El señor Bussiéres, durante el rato que estuvieron juntos le habló de las grandezas del catolicismo y le propuso someterse a una prueba.
Alfonso, asombrado, le preguntó qué tipo de prueba era, a lo que el señor de Bussiéres respondió:
Le quiero regalar una medalla de la Santísima Virgen, a la cual yo le doy un gran valor.
Pero además de llevar la medalla en el cuello tienes que rezar por la mañana y por la noche la oración del “Acordaos” que San Bernardo dirigía a la Virgen María. Alfonso accedió y el señor Bussiéres fue a buscar la oración para que su amigo pudiera copiarla, pero Alfonso le dijo que él se iba a quedar con el papel original de la oración y que se la devolvería antes de marcharse de Roma.

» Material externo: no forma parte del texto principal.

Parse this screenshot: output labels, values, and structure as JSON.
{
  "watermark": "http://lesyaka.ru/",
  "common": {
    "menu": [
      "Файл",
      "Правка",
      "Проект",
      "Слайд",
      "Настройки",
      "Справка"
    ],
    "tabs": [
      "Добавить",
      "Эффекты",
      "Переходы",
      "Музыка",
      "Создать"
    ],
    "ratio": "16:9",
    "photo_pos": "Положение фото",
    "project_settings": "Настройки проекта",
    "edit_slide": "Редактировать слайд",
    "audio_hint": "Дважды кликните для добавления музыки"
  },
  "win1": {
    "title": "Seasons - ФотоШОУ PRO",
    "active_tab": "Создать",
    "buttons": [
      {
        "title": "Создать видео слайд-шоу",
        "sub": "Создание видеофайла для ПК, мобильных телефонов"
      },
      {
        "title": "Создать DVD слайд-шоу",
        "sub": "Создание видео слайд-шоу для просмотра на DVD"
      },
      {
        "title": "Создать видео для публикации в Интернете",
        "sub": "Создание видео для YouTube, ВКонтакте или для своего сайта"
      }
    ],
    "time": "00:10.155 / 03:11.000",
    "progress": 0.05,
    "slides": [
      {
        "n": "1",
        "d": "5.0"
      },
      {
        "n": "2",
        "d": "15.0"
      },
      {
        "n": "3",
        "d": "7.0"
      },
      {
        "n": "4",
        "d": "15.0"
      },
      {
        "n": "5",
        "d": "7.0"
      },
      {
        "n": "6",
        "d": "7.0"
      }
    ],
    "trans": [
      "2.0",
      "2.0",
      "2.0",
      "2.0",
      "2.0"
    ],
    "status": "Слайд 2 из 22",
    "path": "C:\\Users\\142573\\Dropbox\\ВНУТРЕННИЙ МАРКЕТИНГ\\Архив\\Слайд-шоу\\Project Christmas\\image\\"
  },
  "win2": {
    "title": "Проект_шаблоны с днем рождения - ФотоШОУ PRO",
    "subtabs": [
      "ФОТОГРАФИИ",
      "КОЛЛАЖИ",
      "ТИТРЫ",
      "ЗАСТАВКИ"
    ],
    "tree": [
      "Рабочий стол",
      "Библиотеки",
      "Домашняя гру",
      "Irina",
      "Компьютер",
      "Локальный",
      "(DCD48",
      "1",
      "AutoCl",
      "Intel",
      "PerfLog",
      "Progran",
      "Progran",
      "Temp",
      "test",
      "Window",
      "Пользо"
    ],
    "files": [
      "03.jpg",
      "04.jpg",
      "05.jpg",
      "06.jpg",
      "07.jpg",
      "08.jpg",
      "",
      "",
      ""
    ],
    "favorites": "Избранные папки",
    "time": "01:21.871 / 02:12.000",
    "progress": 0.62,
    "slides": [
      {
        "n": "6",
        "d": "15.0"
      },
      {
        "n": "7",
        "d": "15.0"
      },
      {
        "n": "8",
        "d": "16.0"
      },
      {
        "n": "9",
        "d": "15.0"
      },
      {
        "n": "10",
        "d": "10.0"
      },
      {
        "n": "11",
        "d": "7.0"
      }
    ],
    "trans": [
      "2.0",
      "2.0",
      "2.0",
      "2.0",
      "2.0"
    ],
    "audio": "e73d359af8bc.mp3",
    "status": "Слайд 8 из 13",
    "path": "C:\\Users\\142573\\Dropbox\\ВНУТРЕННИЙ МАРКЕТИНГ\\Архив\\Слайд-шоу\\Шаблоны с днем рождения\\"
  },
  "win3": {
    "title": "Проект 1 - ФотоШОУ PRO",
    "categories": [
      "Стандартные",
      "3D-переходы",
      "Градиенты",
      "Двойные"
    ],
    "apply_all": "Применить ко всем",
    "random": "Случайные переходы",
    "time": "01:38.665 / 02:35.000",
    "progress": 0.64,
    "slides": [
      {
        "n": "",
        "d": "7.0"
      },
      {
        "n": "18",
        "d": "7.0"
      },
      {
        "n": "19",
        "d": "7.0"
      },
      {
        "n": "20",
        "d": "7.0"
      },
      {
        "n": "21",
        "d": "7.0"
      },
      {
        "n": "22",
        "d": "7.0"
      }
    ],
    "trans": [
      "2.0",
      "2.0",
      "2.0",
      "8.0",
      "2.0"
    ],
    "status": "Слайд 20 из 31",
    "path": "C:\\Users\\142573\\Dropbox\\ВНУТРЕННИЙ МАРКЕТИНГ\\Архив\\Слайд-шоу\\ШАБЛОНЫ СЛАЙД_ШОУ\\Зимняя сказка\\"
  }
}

Al mismo tiempo que el señor de Bussiéres le entregaba a Alfonso la medalla de la Virgen Milagrosa y la oración del Acordaos, pidió a su grupo de amigos más íntimos, entre ellos el conde Laferronays, que rezaran por la conversión de Ratisbona.
Alfonso había cambiado sus billetes para marcharse el día 22 hacia Nápoles, pero entretanto seguía dando paseos por Roma y cumpliendo la promesa que le había hecho a su amigo Gustavo de Bussiéres de rezar cada día la oración del Acordaos por la mañana y por la noche.

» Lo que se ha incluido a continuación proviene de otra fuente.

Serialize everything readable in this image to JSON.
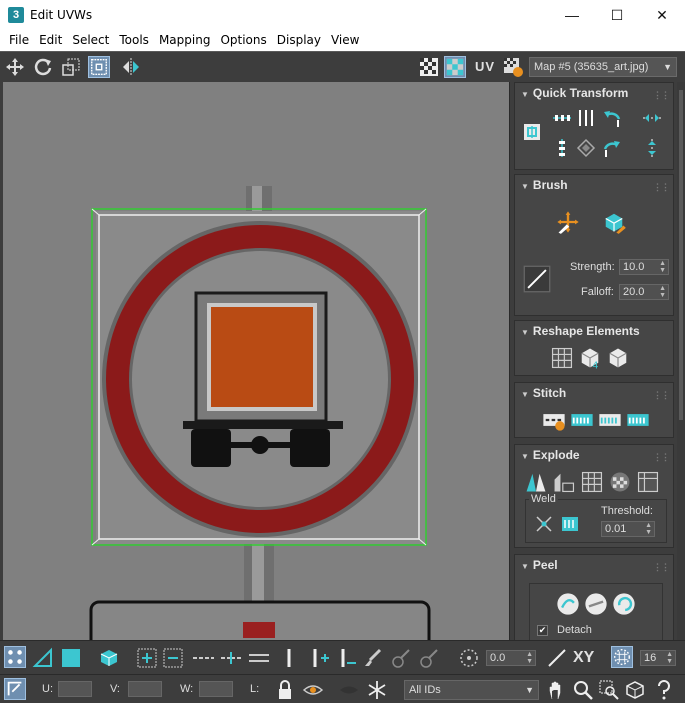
{
  "window": {
    "app_icon": "3",
    "title": "Edit UVWs",
    "minimize": "—",
    "maximize": "☐",
    "close": "✕"
  },
  "menu": [
    "File",
    "Edit",
    "Select",
    "Tools",
    "Mapping",
    "Options",
    "Display",
    "View"
  ],
  "toolbar": {
    "uv_label": "UV",
    "map_select": "Map #5 (35635_art.jpg)"
  },
  "panels": {
    "quick_transform": {
      "title": "Quick Transform"
    },
    "brush": {
      "title": "Brush",
      "strength_label": "Strength:",
      "strength_value": "10.0",
      "falloff_label": "Falloff:",
      "falloff_value": "20.0"
    },
    "reshape": {
      "title": "Reshape Elements"
    },
    "stitch": {
      "title": "Stitch"
    },
    "explode": {
      "title": "Explode",
      "weld_label": "Weld",
      "threshold_label": "Threshold:",
      "threshold_value": "0.01"
    },
    "peel": {
      "title": "Peel",
      "detach_label": "Detach",
      "detach_checked": true
    }
  },
  "bottom": {
    "rotation_value": "0.0",
    "xy_label": "XY",
    "grid_value": "16",
    "u_label": "U:",
    "v_label": "V:",
    "w_label": "W:",
    "l_label": "L:",
    "ids_select": "All IDs"
  },
  "colors": {
    "accent": "#3cc6d0",
    "panel_bg": "#464646",
    "viewport_bg": "#808080",
    "uv_frame": "#33cc33",
    "sign_red": "#8b1a1a",
    "sign_box": "#b94b14"
  }
}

El día 20 de Enero de 1842, Alfonso se fue a tomar un café por la mañana temprano y al salir se encontró con su amigo Teodoro el cual le invitó a que le acompañara a la iglesia de San Andrés “delle Fratte” porque tenía que encargar el funeral de su amigo Laferronays que había muerto de manera repentina. El conde le dijo que sería un momento y que si quería que le esperara fuera, pero Alfonso de Ratisbona entró en la Iglesia.
Según él mismo declara, caminaba mecánicamente, sin pensar en nada, mirando a su alrededor, también se acuerda de un perro negro que daba vueltas a su alrededor. Enseguida ese perro desapareció, toda la Iglesia también desapareció.
Sus declaraciones después de estos instantes fueron:
De repente vi una luz que emanaba de una capilla, como si toda la luz se hubiera concentrado en ella. Volví los ojos hacia la capilla radiante de tanta luz y vi sobre el altar de la misma, de pie, viva, grande, majestuosa, guapísima y misericordiosa a la Santísima Virgen María, semejante en el gesto y en la forma a la imagen que se ve en la Medalla Milagrosa de la Inmaculada. Me hizo una señal con la mano para que me arrodillara. Una fuerza irresistible me empujaba hacia Ella y parecía decirme ¡Basta Ya!. No lo dijo pero lo entendí. Ante esta visión caí de rodillas en el lugar donde me encontraba. Traté de levantar varias veces los ojos hacia la Santísima Virgen, pero el respeto y el esplendor me los hacían bajar, aunque sin impedir la evidencia de aquella Aparición. Fijándome en sus manos, vi la expresión del perdón y la misericordia. En presencia de La Virgen, a pesar de que Ella no me decía una palabra, comprendí el horror del estado en que me encontraba, la deformidad del pecado, la belleza de la religión católica, en una palabra comprendí todo”
Yo salía de una tumba, de un abismo de tinieblas, y estaba vivo, perfectamente vivo ¡Y lloraba!
Veía en el fondo del abismo las enormes miserias de las que había sido arrancado por una infinita misericordia.”